Сережка швыркал носом, глотая слезы. Павел опять начал его успокаивать. Затем и сам прослезился, когда узнал про второго своего сынка, про брата-краснофлотца и про Евграфа Миронова, которого поставили вчера в колхозные преседатели.
— Ну, а на мельнице кто? Заперта ли она на замок?
— Не заперта! Ключ-то у дедка Клюшина, а двери все равно открытые.
— Ладно… Давай раскладывать теплинку, станем обабки жарить. Либо беги пока в яму за картошкой, я той порой дров наломаю. На вот мешок тебе. Ежели увидишь кого, сразу в кусты.

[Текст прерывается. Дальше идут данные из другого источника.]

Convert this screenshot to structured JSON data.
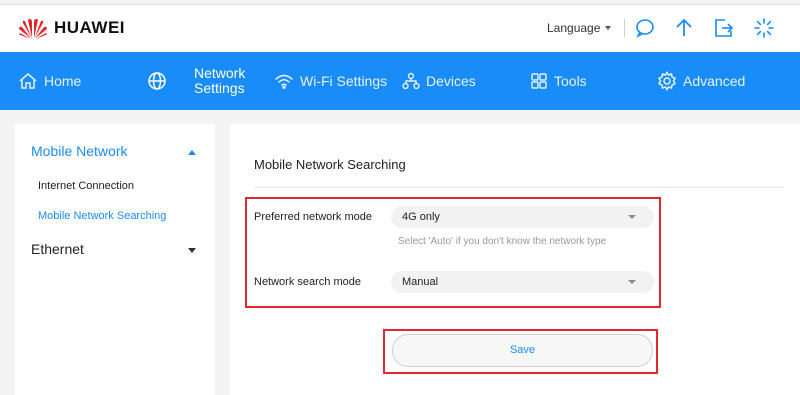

Пока парень бегал на яму, костер у Павла вошел в силу. Около огня да под солнышком стало жарко. Котелок без воды совсем не потребовался, пекли маслят на огне. Когда костер прогорел, картошку зарыли в горячей золе. Она пеклась долго, Павел пробовал ее то и дело. После жареных обабков и печеной картошки Павел сказал, усмехаясь:
— Ну, Сергий Иванович, спасибо тебе! Накормил как на сварьбе, иди теперече рыбу удить. Али и сам на сварьбу пойдешь? Только про меня ни гу-гу! Сбежал ведь я с высылки-то, видишь сам. Нельзя мне в деревню показываться… Не говори никому, иначе мне сразу каюк… Беги, беги… Да матку-то слушайся. — Павел снова крепко обнял подростка. — Школу не вздумай бросать. Сколько можешь, учись… Не давай и Олешке пропускать уроки.
— А ты куды?
— Иди, иди, про меня не думай. Котелок-то оставь… Я как-нибудь найду слой!
И Серега пошел от дегтярного, не оглядываясь… Только тревожная дробь дятла прошла по гулкому сосняку да ястреб печально кричал в лесу. Запах костра развеяло ветром.
В бане по-прежнему никого. Он сел на пороге, глядел на речную осоку и долго по-взрослому думал обо всем, что случилось. Только сейчас дошло до подростка, что Павел был босой, без сапог.
Тонька-пигалица в голубом праздничном платье прибежала звать Серегу в гости на свадьбу:
— Сережа, ты чево сидишь-то? Иди к нам-то, иди, все уж давно у нас. И Олешка, и Вера. Иди, не тяни времё-то!
И Тоня стремительно исчезла. От нее остался лишь легкий запах земляничного мыла.
Но Серега, несмотря на голод, стеснялся идти на краснофлотскую свадьбу. Его чуть не силой затащили в дом Тоньки, когда он случайно появился на улице. Это было уже вечером. Гуря пригнал стадо, и в Шибанихе как раз возник жуткий переполох: клюшинская корова пришла из поскотины хромая, и весь хребет у нее был в крови. Густая кровь засохла на хребте и с боков. Таисья ревела на всю деревню. Гуря взахлеб говорил каждому встречному: «Он не наш, не наш медведко-то, он из Залесной пришел. Нашего медведко смирёной, я ево знаю. Это залесенской! Как он выбежит, как скочит на ее, она так и присела, корова-то. Он и давай ее грызть. Вся скотина ревит, медвидь ревит, я пуще всех! Так и ревим, так и ревим!.. Я батогом кинул в звиря-то, он и побежал в лес. Из-под него корова еле выбралась. Не наш, не наш этот медведко! Наш бы не стал корову грызть…»
Но Гурю уже никто не слушал. Бабы шумно толклись около клюшинского двора. Кричали, махали руками. И хотя корова стояла на своих ногах, Новожил подал совет прирезать.
— Облавой надо идти в поскотину! — утверждал Жучок, а Савватей Климов все спрашивал Володю Зырина:
— Ружье-то с пулей у кого ноне? Не в канторе?
— Откуды мне знать, где ружье?
— Облаву, облаву надо!
— Ежели звирь крови попробовал, его уж из поскотины облавой-то и не выгонишь, — доказывал Киндя Судейкин. — Пустое дело!
— А чего он колхозных не трогает?
— Дойдет дело и до колхозных!
… Дедко Клюшин обмывал коровьи раны холодной водой.